Re: UTF-8 practically vs. theoretically in the VFS API (was: Re: JFS default behavior)
From: viro
Date: Tue Feb 17 2004 - 12:53:50 EST
On Tue, Feb 17, 2004 at 04:36:13PM +0000, Jamie Lokier wrote:
> But the reason they cite is security: when applications allow
> malformed UTF-8 through, there's plenty of scope for security holes
> due to multiple encodings of "/" and "." and "\0".
>
> This is a real problem: plenty of those Windows worms that attack web
> servers get in by using multiple-escaped funny characters and
> malformed UTF-8 to get past security checks for ".." and such.
Pardon?

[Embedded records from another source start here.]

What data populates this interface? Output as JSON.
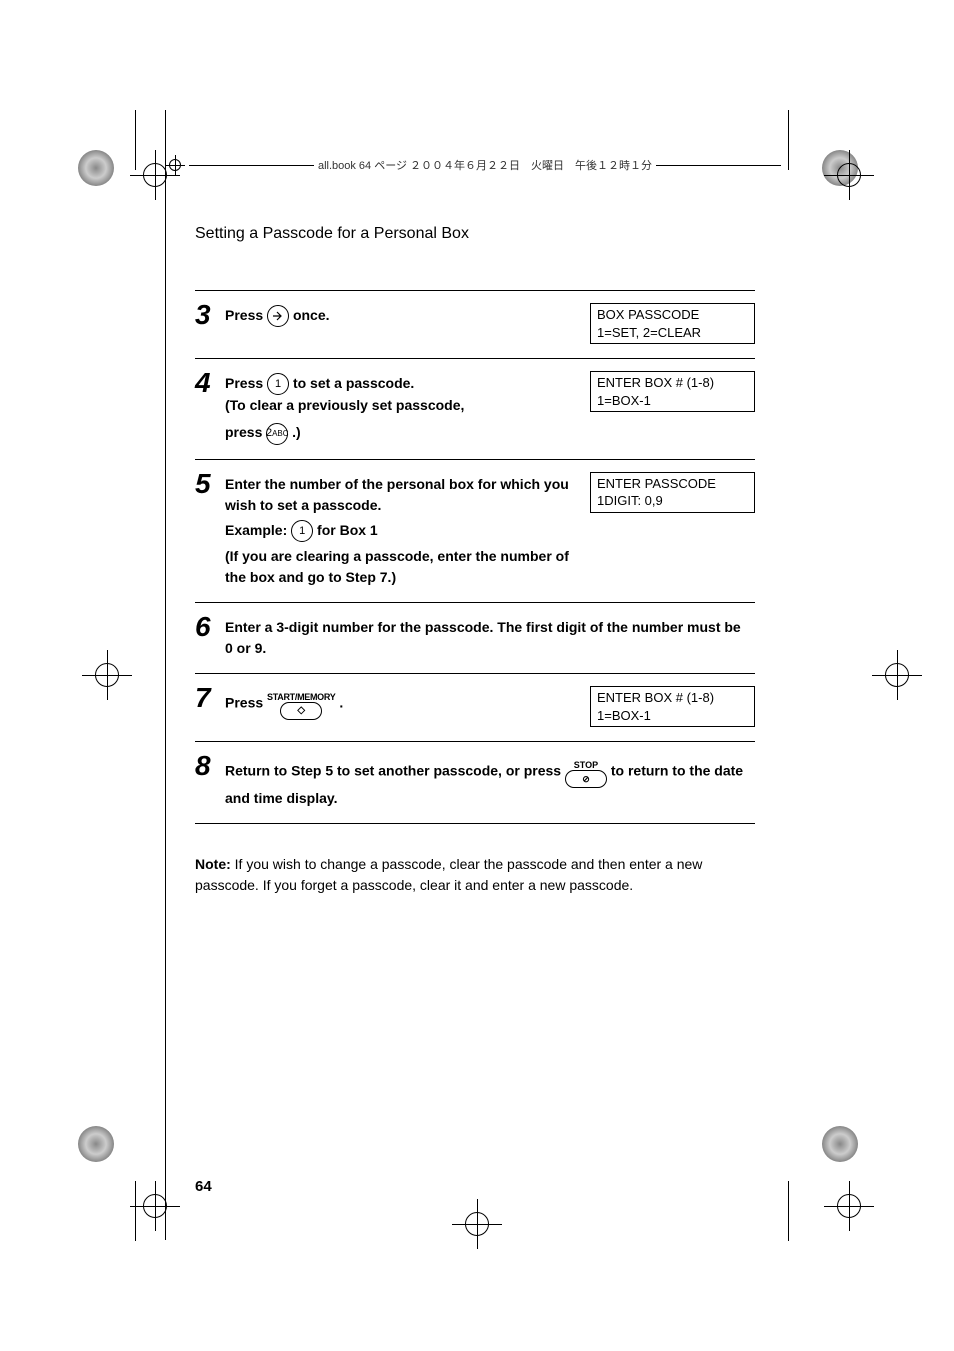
{
  "header": {
    "strip": "all.book  64 ページ  ２００４年６月２２日　火曜日　午後１２時１分"
  },
  "title": "Setting a Passcode for a Personal Box",
  "steps": {
    "s3": {
      "num": "3",
      "text_a": "Press",
      "text_b": " once.",
      "display_l1": "BOX PASSCODE",
      "display_l2": "1=SET, 2=CLEAR"
    },
    "s4": {
      "num": "4",
      "text_a": "Press ",
      "key1": "1",
      "text_b": " to set a passcode.",
      "text_c": "(To clear a previously set passcode,",
      "text_d": "press ",
      "key2_main": "2",
      "key2_sub": "ABC",
      "text_e": " .)",
      "display_l1": "ENTER BOX # (1-8)",
      "display_l2": "1=BOX-1"
    },
    "s5": {
      "num": "5",
      "text_a": "Enter the number of the personal box for which you wish to set a passcode.",
      "text_b": "Example: ",
      "key1": "1",
      "text_c": " for Box 1",
      "text_d": "(If you are clearing a passcode, enter the number of the box and go to Step 7.)",
      "display_l1": "ENTER PASSCODE",
      "display_l2": "1DIGIT: 0,9"
    },
    "s6": {
      "num": "6",
      "text": "Enter a 3-digit number for the passcode. The first digit of the number must be 0 or 9."
    },
    "s7": {
      "num": "7",
      "text_a": "Press ",
      "key_label": "START/MEMORY",
      "text_b": " .",
      "display_l1": "ENTER BOX # (1-8)",
      "display_l2": "1=BOX-1"
    },
    "s8": {
      "num": "8",
      "text_a": "Return to Step 5 to set another passcode, or press ",
      "key_label": "STOP",
      "text_b": " to return to the date and time display."
    }
  },
  "note": {
    "label": "Note:",
    "text": " If you wish to change a passcode, clear the passcode and then enter a new passcode. If you forget a passcode, clear it and enter a new passcode."
  },
  "page_number": "64"
}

For that kernel would have to <drumrolls> interpret the bytestream
as UTF-8. We do not. So your malformed UTF-8 for .. won't be treated as
.. by the kernel.
BTW, speaking of Plan 9, they do *NOT* reject malformed UTF-8 in pathnames.

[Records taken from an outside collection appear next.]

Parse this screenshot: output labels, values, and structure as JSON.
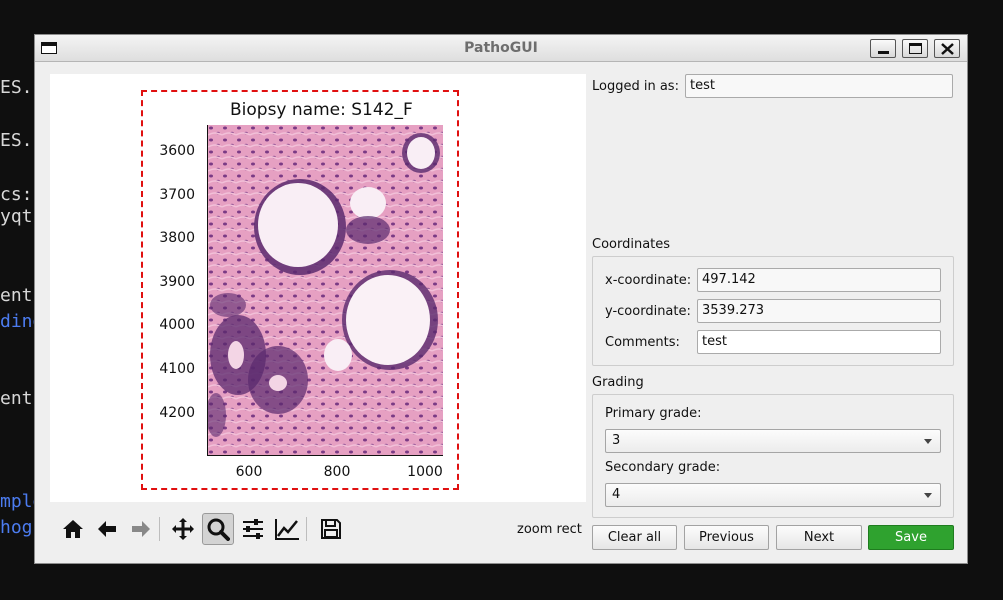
{
  "terminal": {
    "lines": [
      "ES.r",
      "ES.r",
      "cs:",
      "yqt!",
      "ent",
      "ding",
      "ent",
      "mple",
      "hog:"
    ]
  },
  "window": {
    "title": "PathoGUI"
  },
  "plot": {
    "title": "Biopsy name: S142_F",
    "y_ticks": [
      "3600",
      "3700",
      "3800",
      "3900",
      "4000",
      "4100",
      "4200"
    ],
    "x_ticks": [
      "600",
      "800",
      "1000"
    ],
    "selection_color": "#e01010"
  },
  "toolbar": {
    "icons": [
      "home-icon",
      "back-arrow-icon",
      "forward-arrow-icon",
      "pan-icon",
      "zoom-icon",
      "configure-subplots-icon",
      "edit-axes-icon",
      "save-figure-icon"
    ],
    "mode_text": "zoom rect"
  },
  "login": {
    "label": "Logged in as:",
    "value": "test"
  },
  "coordinates": {
    "title": "Coordinates",
    "x_label": "x-coordinate:",
    "x_value": "497.142",
    "y_label": "y-coordinate:",
    "y_value": "3539.273",
    "comments_label": "Comments:",
    "comments_value": "test"
  },
  "grading": {
    "title": "Grading",
    "primary_label": "Primary grade:",
    "primary_value": "3",
    "secondary_label": "Secondary grade:",
    "secondary_value": "4"
  },
  "buttons": {
    "clear": "Clear all",
    "previous": "Previous",
    "next": "Next",
    "save": "Save"
  },
  "colors": {
    "save_button": "#2fa22f",
    "window_bg": "#efefef"
  }
}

Filtering they do is against ASCII controls - i.e. \1--\37 and \177.
All differences between our generic checks and Plan 9 generic checks (aside
of whatever checks particular fs might do) is:
1) they allow longer pathnames (64K vs our 4K, from my reading of
9/port/chan.c)
2) they do not allow pathnames containing any octet in range 1--31
3) they do not allow pathnames containing DEL (octet 127)
The rest is identical:
* Pathname is split into components by instances of octet 47 (/).
* Component is special if it's {octet 46} or {octet 46, octet 46}
(. and .. resp.).
* Name is terminated by octet 0 (NUL).
* Name components are fed to filesystem drivers without any conversions
- they go as arrays of char, with no concern for encoding.
So could we please put that strawman to rest?